Devinder Mahajan, a professor in the Materials Science & Engineering Department and co-director of the Chemical and Molecular Engineering Program at Stony Brook University who holds a joint appointment with Brookhaven National Laboratory, has been named a 2011-2012 Jefferson Science Fellow, an honor given to only 13 individuals this year and 66 since its inception in 2003. He is the first Jefferson Science Fellow recipient from Stony Brook University.
The Jefferson Science Fellowship, named after Thomas Jefferson, is a prestigious program that brings tenured professors of science and engineering to the State Department for one year to advise officials on science issues related to current and emerging policy. Mahajan is currently serving his fellowship in the U.S. Department of State Bureau for Energy Resources in Washington, DC. This new bureau is the result of the Department’s Quadrennial Diplomacy and Development Review initially announced by Secretary Clinton during her speech to the Economic Club in New York on October 14, 2011. After the fellowship is complete, he will remain on call for five years as a science advisor and expert resource to the State Department.
“The Jefferson Science Fellowship is a great honor that reflects the quality of Devinder’s research, discovery, and scholarship,” said Stony brook University President Samuel L. Stanley Jr., MD. “On behalf of Stony Brook University, it is extremely gratifying that our faculty are summoned to our nation’s Capital to serve their country in this type of capacity. I am sure Devinder will be a tremendous resource to the State Department.”
Mahajan’s research interests focus on energy issues. His vision is to develop low-carbon energy technologies that will lead to commercialization for the benefit of society and to train students in the next generation of renewable technologies.

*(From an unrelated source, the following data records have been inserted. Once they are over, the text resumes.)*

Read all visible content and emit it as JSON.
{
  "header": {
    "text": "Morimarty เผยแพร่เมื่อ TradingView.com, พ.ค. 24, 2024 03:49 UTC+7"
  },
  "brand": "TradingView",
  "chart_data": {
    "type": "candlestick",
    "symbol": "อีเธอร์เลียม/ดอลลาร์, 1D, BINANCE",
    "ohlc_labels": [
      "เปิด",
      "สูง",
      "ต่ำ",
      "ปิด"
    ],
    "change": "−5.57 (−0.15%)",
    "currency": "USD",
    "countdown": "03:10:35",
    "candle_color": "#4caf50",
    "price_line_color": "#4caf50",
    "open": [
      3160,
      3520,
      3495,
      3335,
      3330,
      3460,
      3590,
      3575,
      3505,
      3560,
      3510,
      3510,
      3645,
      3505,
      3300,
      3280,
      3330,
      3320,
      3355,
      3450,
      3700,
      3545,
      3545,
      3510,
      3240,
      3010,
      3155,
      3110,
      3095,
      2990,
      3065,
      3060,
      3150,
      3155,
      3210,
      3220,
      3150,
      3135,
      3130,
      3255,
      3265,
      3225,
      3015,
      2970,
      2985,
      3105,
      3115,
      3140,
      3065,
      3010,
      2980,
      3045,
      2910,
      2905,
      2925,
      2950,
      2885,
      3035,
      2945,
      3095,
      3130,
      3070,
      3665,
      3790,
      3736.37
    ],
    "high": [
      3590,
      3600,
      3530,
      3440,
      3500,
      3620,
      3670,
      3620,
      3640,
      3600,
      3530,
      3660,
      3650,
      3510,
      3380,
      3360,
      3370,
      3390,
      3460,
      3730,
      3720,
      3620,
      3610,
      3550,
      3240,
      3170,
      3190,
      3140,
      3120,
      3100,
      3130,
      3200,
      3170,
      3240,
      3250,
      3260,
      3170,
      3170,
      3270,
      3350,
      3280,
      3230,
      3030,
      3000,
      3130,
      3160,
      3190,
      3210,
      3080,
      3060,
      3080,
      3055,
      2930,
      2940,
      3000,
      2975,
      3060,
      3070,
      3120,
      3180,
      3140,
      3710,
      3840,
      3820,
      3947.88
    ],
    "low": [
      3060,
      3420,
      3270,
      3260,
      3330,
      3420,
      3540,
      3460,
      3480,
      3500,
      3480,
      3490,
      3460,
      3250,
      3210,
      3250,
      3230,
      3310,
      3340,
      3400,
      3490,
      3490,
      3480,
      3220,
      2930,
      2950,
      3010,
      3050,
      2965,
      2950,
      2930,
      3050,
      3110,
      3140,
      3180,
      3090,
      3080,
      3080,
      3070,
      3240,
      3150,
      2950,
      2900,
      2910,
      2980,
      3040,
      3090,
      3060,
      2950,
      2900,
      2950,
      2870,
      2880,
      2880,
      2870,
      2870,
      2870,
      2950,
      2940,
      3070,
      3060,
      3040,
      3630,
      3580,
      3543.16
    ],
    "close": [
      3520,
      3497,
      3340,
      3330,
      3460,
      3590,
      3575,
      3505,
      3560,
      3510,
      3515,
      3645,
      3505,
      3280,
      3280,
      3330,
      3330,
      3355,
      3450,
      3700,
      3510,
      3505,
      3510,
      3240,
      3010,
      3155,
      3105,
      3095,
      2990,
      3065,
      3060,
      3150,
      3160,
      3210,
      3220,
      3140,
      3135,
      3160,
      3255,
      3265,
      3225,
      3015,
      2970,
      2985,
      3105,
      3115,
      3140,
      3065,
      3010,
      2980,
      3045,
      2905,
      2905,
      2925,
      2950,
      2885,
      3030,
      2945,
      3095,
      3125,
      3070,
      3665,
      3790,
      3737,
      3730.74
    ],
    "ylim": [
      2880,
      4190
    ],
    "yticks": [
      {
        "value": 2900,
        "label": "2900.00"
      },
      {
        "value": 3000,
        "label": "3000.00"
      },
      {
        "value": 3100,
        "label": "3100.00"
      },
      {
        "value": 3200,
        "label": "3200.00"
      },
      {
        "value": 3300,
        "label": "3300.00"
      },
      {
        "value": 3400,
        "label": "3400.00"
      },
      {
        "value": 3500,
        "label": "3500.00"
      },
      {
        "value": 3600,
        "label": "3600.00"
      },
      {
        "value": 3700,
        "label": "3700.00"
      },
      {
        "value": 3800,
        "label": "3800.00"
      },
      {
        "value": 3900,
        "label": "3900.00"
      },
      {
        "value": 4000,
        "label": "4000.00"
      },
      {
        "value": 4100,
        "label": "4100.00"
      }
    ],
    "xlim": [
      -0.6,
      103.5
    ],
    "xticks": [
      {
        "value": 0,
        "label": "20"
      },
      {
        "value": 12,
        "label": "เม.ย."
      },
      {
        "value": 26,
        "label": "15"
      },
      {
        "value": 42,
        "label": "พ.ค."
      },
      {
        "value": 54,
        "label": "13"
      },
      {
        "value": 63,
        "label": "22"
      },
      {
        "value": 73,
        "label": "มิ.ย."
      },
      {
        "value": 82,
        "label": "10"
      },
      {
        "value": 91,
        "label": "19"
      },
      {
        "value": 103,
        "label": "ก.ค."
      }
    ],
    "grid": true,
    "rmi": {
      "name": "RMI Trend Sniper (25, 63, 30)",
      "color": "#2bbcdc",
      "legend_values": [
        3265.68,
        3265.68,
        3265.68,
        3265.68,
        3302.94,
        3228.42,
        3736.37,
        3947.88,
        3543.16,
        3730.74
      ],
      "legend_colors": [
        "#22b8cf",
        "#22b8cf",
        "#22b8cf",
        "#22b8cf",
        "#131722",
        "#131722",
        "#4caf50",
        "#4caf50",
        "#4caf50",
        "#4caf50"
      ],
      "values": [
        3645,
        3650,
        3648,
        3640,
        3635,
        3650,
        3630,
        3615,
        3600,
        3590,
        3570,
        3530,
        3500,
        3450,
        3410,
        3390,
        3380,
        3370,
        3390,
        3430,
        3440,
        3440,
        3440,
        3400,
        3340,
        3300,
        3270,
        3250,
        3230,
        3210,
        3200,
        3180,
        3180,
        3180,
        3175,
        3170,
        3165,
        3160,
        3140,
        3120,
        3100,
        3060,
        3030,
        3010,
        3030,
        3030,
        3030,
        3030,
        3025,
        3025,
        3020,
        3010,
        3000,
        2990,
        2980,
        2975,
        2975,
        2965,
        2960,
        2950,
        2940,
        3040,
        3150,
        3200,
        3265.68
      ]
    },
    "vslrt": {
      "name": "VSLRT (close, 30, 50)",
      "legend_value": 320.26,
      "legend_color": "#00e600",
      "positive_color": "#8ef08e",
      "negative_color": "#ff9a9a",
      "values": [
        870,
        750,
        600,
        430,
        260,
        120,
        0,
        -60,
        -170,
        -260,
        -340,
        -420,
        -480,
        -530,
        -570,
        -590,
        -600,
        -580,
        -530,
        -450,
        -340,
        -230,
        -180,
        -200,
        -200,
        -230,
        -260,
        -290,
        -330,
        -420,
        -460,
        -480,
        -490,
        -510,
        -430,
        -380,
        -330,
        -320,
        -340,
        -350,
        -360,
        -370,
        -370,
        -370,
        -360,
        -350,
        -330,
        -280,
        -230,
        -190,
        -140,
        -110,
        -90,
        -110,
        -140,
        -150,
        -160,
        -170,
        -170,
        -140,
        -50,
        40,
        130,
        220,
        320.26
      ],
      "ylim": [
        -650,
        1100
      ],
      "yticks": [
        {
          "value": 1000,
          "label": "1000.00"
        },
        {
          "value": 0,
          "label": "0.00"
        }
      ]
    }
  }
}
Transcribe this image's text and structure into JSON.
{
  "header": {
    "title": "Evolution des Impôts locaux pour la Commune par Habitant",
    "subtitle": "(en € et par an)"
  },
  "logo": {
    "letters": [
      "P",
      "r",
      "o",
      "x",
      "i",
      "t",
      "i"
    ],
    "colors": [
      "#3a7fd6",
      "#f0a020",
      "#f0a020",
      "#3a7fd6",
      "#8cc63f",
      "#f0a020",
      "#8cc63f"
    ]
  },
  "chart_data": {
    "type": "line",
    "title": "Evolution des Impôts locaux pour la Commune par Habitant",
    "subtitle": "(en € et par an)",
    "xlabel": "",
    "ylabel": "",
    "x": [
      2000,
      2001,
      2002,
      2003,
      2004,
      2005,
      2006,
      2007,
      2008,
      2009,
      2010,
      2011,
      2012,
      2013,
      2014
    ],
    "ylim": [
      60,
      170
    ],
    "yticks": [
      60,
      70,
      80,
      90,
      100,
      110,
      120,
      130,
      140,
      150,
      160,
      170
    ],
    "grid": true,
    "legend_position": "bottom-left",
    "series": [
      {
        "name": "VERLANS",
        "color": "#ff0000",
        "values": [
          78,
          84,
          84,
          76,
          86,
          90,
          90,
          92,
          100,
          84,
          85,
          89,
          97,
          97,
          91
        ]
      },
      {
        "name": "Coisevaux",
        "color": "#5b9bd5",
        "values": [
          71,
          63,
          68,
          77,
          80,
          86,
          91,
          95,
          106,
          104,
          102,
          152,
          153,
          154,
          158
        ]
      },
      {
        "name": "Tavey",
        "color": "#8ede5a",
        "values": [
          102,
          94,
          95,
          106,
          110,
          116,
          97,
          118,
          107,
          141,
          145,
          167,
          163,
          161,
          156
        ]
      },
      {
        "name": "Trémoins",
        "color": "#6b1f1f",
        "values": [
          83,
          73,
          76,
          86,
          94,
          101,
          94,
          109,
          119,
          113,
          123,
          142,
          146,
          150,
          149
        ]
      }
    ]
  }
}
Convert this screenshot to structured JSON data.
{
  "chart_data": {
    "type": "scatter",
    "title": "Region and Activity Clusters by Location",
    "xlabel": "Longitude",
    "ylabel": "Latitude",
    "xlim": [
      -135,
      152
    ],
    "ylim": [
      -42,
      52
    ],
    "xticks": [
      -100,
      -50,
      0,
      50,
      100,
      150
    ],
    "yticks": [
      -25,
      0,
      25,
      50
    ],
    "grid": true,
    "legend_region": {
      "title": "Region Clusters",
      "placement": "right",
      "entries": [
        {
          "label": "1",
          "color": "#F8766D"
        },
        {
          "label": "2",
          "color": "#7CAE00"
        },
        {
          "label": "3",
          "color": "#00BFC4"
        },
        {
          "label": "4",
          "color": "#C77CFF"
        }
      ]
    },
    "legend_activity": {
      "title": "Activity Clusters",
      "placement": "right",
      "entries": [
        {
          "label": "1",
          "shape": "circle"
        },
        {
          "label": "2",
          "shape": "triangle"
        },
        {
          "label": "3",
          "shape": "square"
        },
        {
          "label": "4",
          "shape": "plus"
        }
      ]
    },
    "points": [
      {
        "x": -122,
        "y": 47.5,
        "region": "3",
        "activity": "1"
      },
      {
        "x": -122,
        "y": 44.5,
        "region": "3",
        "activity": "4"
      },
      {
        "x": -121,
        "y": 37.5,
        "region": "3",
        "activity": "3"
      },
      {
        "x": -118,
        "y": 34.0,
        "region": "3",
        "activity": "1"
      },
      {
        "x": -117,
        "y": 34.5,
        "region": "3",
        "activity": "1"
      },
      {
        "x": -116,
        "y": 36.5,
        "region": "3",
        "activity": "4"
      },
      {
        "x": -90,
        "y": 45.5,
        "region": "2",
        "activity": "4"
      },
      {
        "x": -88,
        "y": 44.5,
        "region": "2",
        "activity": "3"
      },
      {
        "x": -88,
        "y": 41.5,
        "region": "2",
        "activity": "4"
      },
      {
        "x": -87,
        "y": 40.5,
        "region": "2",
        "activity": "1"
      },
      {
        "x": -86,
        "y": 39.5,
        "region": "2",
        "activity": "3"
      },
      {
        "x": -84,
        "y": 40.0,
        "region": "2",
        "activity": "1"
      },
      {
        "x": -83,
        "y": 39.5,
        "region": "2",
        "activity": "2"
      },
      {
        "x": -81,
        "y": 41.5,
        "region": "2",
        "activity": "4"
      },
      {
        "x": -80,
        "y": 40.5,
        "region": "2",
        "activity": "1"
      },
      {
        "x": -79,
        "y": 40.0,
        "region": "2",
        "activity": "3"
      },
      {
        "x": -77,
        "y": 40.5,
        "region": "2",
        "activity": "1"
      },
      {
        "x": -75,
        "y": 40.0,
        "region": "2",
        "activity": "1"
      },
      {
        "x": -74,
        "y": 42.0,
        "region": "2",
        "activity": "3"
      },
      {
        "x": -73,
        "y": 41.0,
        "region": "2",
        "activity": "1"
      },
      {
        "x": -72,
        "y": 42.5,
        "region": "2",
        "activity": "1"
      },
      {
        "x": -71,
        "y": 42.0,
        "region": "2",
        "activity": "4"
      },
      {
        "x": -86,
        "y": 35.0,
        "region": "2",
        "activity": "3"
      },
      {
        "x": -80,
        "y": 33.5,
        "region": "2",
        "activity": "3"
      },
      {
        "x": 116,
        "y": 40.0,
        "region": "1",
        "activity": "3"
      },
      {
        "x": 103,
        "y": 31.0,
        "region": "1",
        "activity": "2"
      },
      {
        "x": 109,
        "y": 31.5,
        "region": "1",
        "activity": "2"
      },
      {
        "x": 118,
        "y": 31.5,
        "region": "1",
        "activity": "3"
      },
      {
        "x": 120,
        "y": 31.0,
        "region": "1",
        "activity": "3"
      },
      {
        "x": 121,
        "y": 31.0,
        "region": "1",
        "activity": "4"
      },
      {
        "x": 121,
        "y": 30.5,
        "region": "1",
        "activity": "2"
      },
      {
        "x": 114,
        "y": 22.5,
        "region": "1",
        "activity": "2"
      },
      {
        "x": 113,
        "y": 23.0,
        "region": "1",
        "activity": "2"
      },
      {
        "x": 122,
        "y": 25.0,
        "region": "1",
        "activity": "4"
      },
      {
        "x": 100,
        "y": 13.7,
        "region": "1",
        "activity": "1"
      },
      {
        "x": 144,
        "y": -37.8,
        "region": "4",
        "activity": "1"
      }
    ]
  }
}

“My research started in oil and gas and then slowly transformed into issues related to renewables. I am fortunate that both Stony Brook University and Brookhaven National Laboratory, with its diversified research portfolio, have nurtured my career in energy, specifically focused on technologies,” said Mahajan. “This experience is very valuable to understand the policy issues that will form the basis of U.S. energy policy as the Department promotes Secretary Clinton’s Economic Statecraft. More importantly, it is gratifying to be at the State Department as this transformation is taking place. The ‘policymaking’ process is complex, but I hope to learn the culture of the Department that is very different from the academics.”